What they are made of
The cattle are made out of large blocks of cove red sandstone. The bull weighs approximately 6.1 tonnes whilst the heifer weighs approxiamately 5.5 tonnes.
How they were made
Life-size, both sculptures were modelled on individual animals from a herd of Lincoln Reds bred by Scott Thompson, who farms near Melton Mowbray.
Scott has 80 cattle, all of which he knows by name and can even tell what they have been eating, just by looking at them. Graeme visited the farm on several occasions to photograph the cattle, and Scott helped by taking a number of measurements whilst the cattle were in a holding pen. The bull is called “Walmer Talent” and was 10 years old, in 2024, and was originally bred by Hedley Needler, a highly regarded breeder of Lincoln Red cattle who farmed near Louth. Graeme described the bull as “an enormous, very handsome and muscular beast with an extremely striking physique. I will be looking to capture this look with the sculpture.”

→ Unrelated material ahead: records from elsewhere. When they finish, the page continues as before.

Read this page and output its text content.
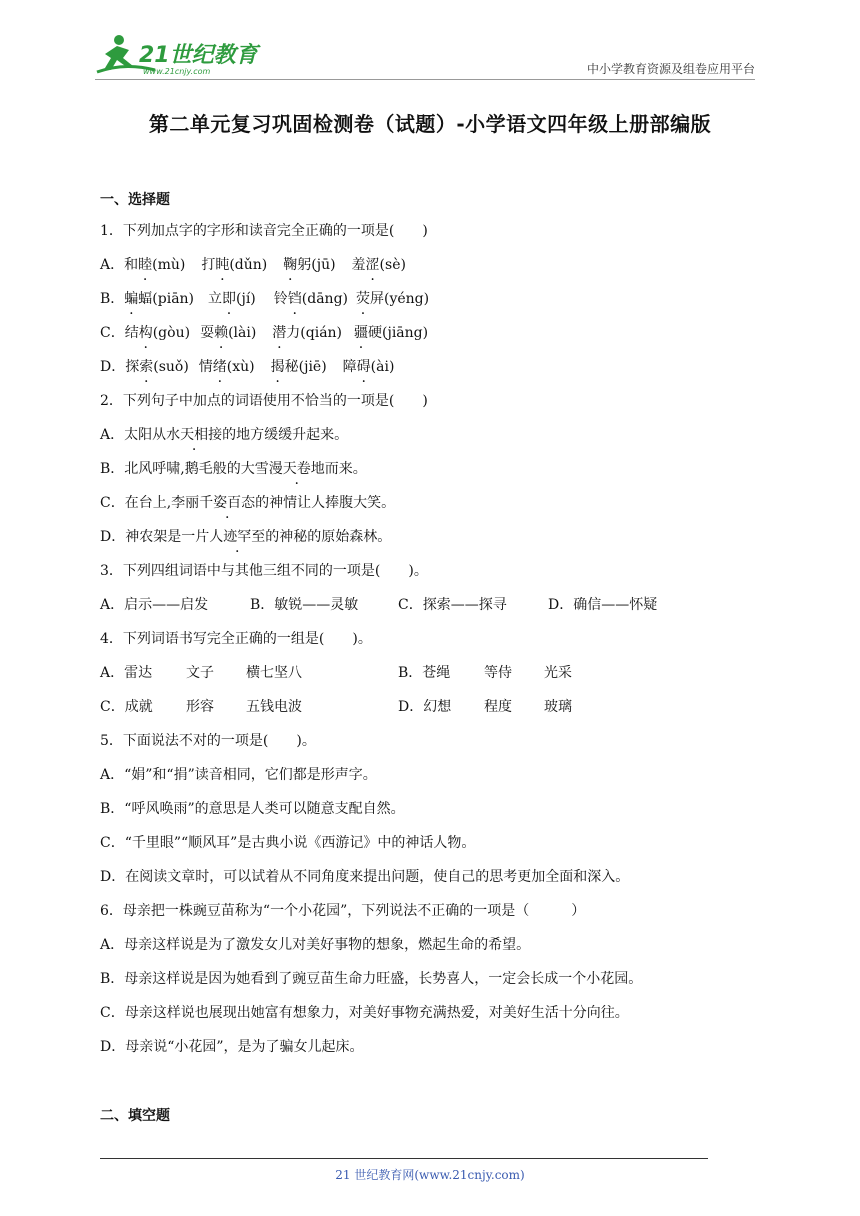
21世纪教育
www.21cnjy.com	中小学教育资源及组卷应用平台
第二单元复习巩固检测卷（试题）-小学语文四年级上册部编版
一、选择题
1．下列加点字的字形和读音完全正确的一项是(　　)
A．和睦(mù) 打盹(dǔn) 鞠躬(jū) 羞涩(sè)
B．蝙蝠(piān) 立即(jí) 铃铛(dāng) 荧屏(yéng)
C．结构(gòu) 耍赖(lài) 潜力(qián) 疆硬(jiāng)
D．探索(suǒ) 情绪(xù) 揭秘(jiē) 障碍(ài)
2．下列句子中加点的词语使用不恰当的一项是(　　)
A．太阳从水天相接的地方缓缓升起来。
B．北风呼啸,鹅毛般的大雪漫天卷地而来。
C．在台上,李丽千姿百态的神情让人捧腹大笑。
D．神农架是一片人迹罕至的神秘的原始森林。
3．下列四组词语中与其他三组不同的一项是(　　)。
A．启示——启发	B．敏锐——灵敏	C．探索——探寻	D．确信——怀疑
4．下列词语书写完全正确的一组是(　　)。
A．雷达 文子 横七坚八	B．苍绳 等侍 光采
C．成就 形容 五钱电波	D．幻想 程度 玻璃
5．下面说法不对的一项是(　　)。
A．“娟”和“捐”读音相同，它们都是形声字。
B．“呼风唤雨”的意思是人类可以随意支配自然。
C．“千里眼”“顺风耳”是古典小说《西游记》中的神话人物。
D．在阅读文章时，可以试着从不同角度来提出问题，使自己的思考更加全面和深入。
6．母亲把一株豌豆苗称为“一个小花园”，下列说法不正确的一项是（　　　）
A．母亲这样说是为了激发女儿对美好事物的想象，燃起生命的希望。
B．母亲这样说是因为她看到了豌豆苗生命力旺盛，长势喜人，一定会长成一个小花园。
C．母亲这样说也展现出她富有想象力，对美好事物充满热爱，对美好生活十分向往。
D．母亲说“小花园”，是为了骗女儿起床。
二、填空题
21 世纪教育网(www.21cnjy.com)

The heifer is modelled on 3 year old “La Mary Fontaine” bred by Scott Thompson.
How they were installed
As it had been identified that there were utilities below ground, as the site was on what was the original Swan Street, the excavations had to be dug by hand. Then, due to the nature of the ground in Spalding, a foundation raft designed by South Lincs Consulting Ltd with a plinth was installed
On Sunday 9 March 2025, the cattle were delivered to Spalding and lifted carefully into position, with members of Spalding & District Civic Society and team members from Transported on hand to direct traffic and pedestrians whilst the installation was taking place.
How they were unveiled
After the excavating , the foundations, the clutter removal and repaving, the flat-bed journey from Leicestershire, the aerial transfers and the installation, the day of the unveiling, Saturday 15th March 2025, had arrived.
In the final week, thanks to a Council magic wand and hard work from contractors beyond the call of duty, previous niggling obstructions just melted away. The last-minute possibility of disruption by vegan activists did not materialise and all went smoothly.
The ceremony took place in Hall Place, where the notables and the 100-odd crowd mingled in happy anticipation, the sun shone and the Spalding Folk Club played. The formal speeches were made by our Chair, John Bland, local MP Sir John Hayes and Katherine Bettinson, Vice-President of the Lincoln Red Cattle Society and the sculptor Graeme Mitcheson.
Both groups of sculptures were unveiled to spontaneous count-downs. Livestock had returned to the town centre.